Because it’s never too early for a child to learn how to mock the failings of others, and because if I have to endure one more Disney Channel sitcom my brain will burst into flames, and because Kate had already done her reading, her chores, and whatever else she had to do yesterday, and was ready to settle down for a perfectly defensible 45 minutes or so of television time, because of all this…
I let her watch “Wife Swap” last night. I watched it with her, in fact.
The families were a hip, urbane San Francisco quartet of museum-goers and mildly loony (by SF standards) personal habits (feng shui, sage-burning), and an utterly crackpot Iowa farm clan, who practiced “unschooling,” lived like pigs (bacteria is good!) and ate everything raw, right down to the chickens. I try, whenever we watch so-called reality TV, to keep a running director’s commentary going, explaining about editing and how once you allow cameras to record your life, you’re pretty much at the mercy of them, but after a while it trailed off. The Iowans, with their black toilet and raw chicken salad, were clearly insane.

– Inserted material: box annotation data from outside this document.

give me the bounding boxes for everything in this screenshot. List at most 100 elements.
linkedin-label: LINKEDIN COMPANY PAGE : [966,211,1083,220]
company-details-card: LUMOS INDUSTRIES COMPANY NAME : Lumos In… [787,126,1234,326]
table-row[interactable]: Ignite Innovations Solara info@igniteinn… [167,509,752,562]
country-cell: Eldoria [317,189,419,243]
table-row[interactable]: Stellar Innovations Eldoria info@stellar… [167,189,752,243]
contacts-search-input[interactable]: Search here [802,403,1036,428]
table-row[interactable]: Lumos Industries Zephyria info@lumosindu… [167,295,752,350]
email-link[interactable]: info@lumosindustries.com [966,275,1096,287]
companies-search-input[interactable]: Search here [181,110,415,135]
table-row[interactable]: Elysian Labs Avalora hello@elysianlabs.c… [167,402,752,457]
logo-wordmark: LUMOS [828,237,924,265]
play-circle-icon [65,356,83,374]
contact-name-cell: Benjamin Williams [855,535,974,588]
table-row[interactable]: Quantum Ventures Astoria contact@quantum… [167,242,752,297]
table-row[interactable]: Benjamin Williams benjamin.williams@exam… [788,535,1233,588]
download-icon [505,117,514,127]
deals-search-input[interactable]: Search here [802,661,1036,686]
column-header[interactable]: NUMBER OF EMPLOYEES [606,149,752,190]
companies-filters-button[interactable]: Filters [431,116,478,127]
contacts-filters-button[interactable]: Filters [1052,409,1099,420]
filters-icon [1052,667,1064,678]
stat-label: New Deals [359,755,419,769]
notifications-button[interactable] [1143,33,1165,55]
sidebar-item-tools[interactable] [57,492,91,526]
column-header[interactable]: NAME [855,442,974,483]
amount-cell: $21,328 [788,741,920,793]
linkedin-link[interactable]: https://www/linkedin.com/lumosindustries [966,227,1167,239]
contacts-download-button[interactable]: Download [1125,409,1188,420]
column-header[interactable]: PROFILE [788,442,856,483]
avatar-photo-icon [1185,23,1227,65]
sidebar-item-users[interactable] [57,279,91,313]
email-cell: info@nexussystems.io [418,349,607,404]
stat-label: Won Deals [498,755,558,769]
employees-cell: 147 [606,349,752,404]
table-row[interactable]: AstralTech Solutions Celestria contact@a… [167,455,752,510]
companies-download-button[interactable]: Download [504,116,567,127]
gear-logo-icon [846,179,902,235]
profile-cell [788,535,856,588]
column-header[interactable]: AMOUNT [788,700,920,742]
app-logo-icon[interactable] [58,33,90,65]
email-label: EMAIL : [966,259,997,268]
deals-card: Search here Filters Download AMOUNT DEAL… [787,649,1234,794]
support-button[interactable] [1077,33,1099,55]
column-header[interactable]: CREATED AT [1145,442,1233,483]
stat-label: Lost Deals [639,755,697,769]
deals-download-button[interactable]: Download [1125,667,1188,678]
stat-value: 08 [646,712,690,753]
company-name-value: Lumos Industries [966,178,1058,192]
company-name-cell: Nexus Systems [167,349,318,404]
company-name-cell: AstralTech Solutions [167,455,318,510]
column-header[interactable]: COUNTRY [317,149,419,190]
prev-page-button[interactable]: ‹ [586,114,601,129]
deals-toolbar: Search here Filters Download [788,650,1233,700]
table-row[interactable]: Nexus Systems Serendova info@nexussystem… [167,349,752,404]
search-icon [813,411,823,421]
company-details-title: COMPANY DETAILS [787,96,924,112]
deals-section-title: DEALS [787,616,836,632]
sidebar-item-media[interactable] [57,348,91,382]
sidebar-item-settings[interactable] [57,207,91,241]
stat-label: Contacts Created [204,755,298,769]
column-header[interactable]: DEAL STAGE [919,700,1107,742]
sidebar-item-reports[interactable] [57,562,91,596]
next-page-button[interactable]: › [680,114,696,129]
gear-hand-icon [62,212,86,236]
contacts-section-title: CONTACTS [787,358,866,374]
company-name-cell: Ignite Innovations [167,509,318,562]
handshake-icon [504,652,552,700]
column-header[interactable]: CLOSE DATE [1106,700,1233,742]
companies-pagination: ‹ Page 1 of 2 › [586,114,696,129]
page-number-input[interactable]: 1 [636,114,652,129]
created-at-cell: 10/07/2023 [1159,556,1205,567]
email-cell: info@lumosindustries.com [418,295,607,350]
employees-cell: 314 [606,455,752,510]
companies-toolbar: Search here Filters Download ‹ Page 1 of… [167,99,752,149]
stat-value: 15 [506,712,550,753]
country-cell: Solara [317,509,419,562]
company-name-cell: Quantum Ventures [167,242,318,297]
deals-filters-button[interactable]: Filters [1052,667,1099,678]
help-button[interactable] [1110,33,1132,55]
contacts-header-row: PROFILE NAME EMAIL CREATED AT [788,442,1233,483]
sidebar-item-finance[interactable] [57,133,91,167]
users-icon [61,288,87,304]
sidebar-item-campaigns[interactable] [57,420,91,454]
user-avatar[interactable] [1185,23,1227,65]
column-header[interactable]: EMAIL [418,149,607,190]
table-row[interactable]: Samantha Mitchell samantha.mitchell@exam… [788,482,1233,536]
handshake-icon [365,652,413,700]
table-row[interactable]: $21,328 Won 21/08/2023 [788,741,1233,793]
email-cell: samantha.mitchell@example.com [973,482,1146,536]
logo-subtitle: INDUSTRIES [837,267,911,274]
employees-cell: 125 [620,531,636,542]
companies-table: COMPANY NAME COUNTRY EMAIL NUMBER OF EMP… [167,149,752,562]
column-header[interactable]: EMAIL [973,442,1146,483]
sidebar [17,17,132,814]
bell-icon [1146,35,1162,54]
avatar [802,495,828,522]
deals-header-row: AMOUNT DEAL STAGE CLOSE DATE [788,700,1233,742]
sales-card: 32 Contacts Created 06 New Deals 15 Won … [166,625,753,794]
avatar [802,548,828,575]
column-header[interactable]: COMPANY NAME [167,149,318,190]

So then you get the next parental situation: The family’s mental illness is, how you might say, sub-clinical. I don’t think there’s anything in the DSM-IV about brushing your teeth with a combination of butter and clay. (“Yeah, it tastes like dirt,” the teenage daughter says.) I know from long experience — in an Iowa-like state that also begins with an I — that this family’s peculiar beliefs and practices, while unusual, are hardly unheard of. If Kate ends up in the world with any sense of adventure, sooner or later she’s going to run across folks like this and needs to learn coping skills, which include the phrases, “No thanks, I’m not hungry” and “How close in the nearest main road, and how do I get there?”
I was pleased to see she picked up the most preposterous statements right away, as when the Iowa dad, in scoffing at San Francisco mom’s neat-freak squeamishness about germs, asked, “Would God put anything on the earth that would hurt us?” Kate, recently recovered from viral influenza, immediately expressed the idea that why yes, God did that very thing, you moron.
Harder to explain was the clear emotional instability in the house, as when the Iowa family went out to eat in a restaurant, consumed fried everything and paid a predictable gastrointestinal price the next day, and dad behaved as though his children had been fed cyanide milkshakes. And the son who couldn’t confront a contrary opinion without tears, followed by a march into the kitchen to gulp down a raw egg.
OK, the part where the Iowa mom goes out to eat in San Francisco, and the husband insists she shave her legs and underarms, and she says, “In that case, I’m gonna need some scissors?” — that was cruel.
So I think we came through the experience OK. I’ll leave the meta issues of what a brush with national TV exposure does to a person for middle school. But since most of you folks are adults, you might enjoy this, from Radar magazine: Prisoners of YouTube, a thoughtful and sensitive look at what this sort of accidental celebrity brings to a person’s life. HT: Eric Zorn.
So, bloggage:
Did you know that, according to an “unscientific survey,” “the average Grace Lee was a Korean American college graduate who had taken 3.5 years of piano lessons”? Neither did I. The next time “The Grace Lee Project” comes around on the Sundance Channel, we’ll watch that instead. (Demographic note: The name Grace is making a comeback, trend-speaking, but it wasn’t always so. I long ago realized that the only women younger than 40 named Nancy anymore tend to be Asian. My name is too ’50s for words, but Asian Americans, fond of traditional American names, still like it. For about six months I was getting puzzling e-mail from some Knight Ridder internal listserv, and finally realized the computer had mistaken me for one Nancy Na in San Jose, presumably Vietnamese-American.)
Fat Tuesday is extra-fat in Detroit. In Hamtramck, they call it Paczki Day, paczki being Polish for “jelly doughnut.” Think I’ll go get one. At least they’re cooked.